All functions return a dict with `ok: True` on success or `ok: False, error: "..."` on failure.

### Handling `need_env_input` (mandatory two-step pattern)

`add()` and `add_template()` may include a `need_env_input` field in their result when the API key env var is not yet set. The script CANNOT pop the secure-input UI itself — it has no access to the user's open SSE stream. The calling agent must do it:

```python
# After add_template / add returns:
if result.get("need_env_input"):
    nei = result["need_env_input"]
    # Call the in-process tool — pseudocode, actual signature is tool-side:
    request_env_input(env_vars=nei["env_vars"], reason=nei["reason"])
```

The popup, the .env write, and the channel-specific UX (web popup / TG card / WeChat text prompt) are all handled by `request_env_input`. Do NOT prompt the user to paste the key in chat as a fallback — just call the tool.

---

## After registration

- The model appears in the selector prefixed with `custom/`.
- User switches via `/model custom/<name>` (e.g. `/model custom/qwen-plus-e3f4`) or the model picker UI.
- Subsequent calls bypass the platform proxy — vendor pricing applies directly to the user's BYOK quota.

---

## Critical rules

- **Never accept an API key pasted in chat.** If the user pastes one, ignore it, refuse to register, and tell them the secure popup is the only safe channel.
- **Never re-issue the secure-input popup automatically** if the user hasn't responded — wait.
- **If `need_env_input` is returned, always call `request_env_input`.** Do not skip, do not ask the user to paste the key, do not retry `add_template` hoping it will pop the UI — it won't.
- **Never write to `workspace/config/custom_models.yaml` or `workspace/.env` by hand.** Always go through the exports above.
- The 11 curated vendors **always** use `add_template`. Only use `parse_example` + `add` for self-hosted or rare providers.

---

## xAI Grok — note on the subscription confusion

Users frequently mix up two unrelated xAI products:

- **X Premium / SuperGrok subscription** ($30/mo on x.com) — chat UI access only. **Does not include API access.**
- **console.x.ai** — independent developer account, separate billing. Generates API keys, $25 in promo credits for new accounts, then pay-per-token.

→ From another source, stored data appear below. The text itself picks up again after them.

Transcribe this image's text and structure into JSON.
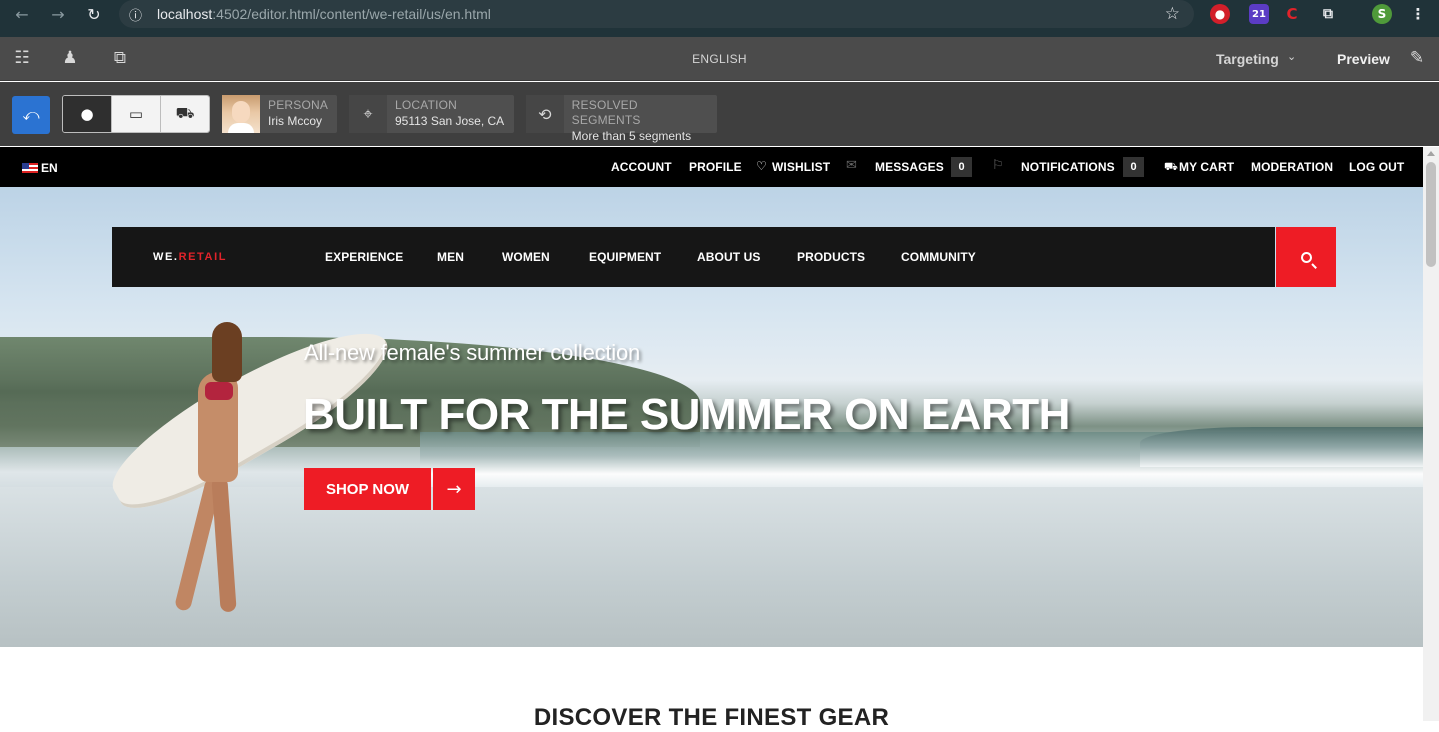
{
  "browser": {
    "url_host": "localhost",
    "url_rest": ":4502/editor.html/content/we-retail/us/en.html",
    "icons": [
      "back-icon",
      "forward-icon",
      "reload-icon",
      "site-info-icon",
      "bookmark-star-icon",
      "extensions-icon",
      "menu-icon"
    ],
    "extension_badge": "21",
    "profile_initial": "S"
  },
  "editor": {
    "language": "ENGLISH",
    "targeting_label": "Targeting",
    "preview_label": "Preview"
  },
  "context_hub": {
    "persona_label": "PERSONA",
    "persona_value": "Iris Mccoy",
    "location_label": "LOCATION",
    "location_value": "95113 San Jose, CA",
    "segments_label": "RESOLVED SEGMENTS",
    "segments_value": "More than 5 segments"
  },
  "site_top": {
    "language": "EN",
    "links": {
      "account": "ACCOUNT",
      "profile": "PROFILE",
      "wishlist": "WISHLIST",
      "messages": "MESSAGES",
      "messages_count": "0",
      "notifications": "NOTIFICATIONS",
      "notifications_count": "0",
      "cart": "MY CART",
      "moderation": "MODERATION",
      "logout": "LOG OUT"
    }
  },
  "main_nav": {
    "logo_prefix": "WE.",
    "logo_suffix": "RETAIL",
    "items": [
      "EXPERIENCE",
      "MEN",
      "WOMEN",
      "EQUIPMENT",
      "ABOUT US",
      "PRODUCTS",
      "COMMUNITY"
    ]
  },
  "hero": {
    "subtitle": "All-new female's summer collection",
    "title": "BUILT FOR THE SUMMER ON EARTH",
    "cta": "SHOP NOW"
  },
  "section": {
    "heading": "DISCOVER THE FINEST GEAR"
  },
  "colors": {
    "brand_red": "#ee1c25",
    "editor_blue": "#2b73d2"
  }
}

If a user wants to add Grok via BYOK, point them at **https://console.x.ai/** — not x.com / Premium / SuperGrok. The `xai` template's `homepage` field already deep-links to the right place. Hermes / Grok-CLI's OAuth-to-subscription flow relies on a first-party client_id whitelist that xAI does not extend to third-party cloud agents, so the BYOK API-key path is the only realistic integration for hosted products.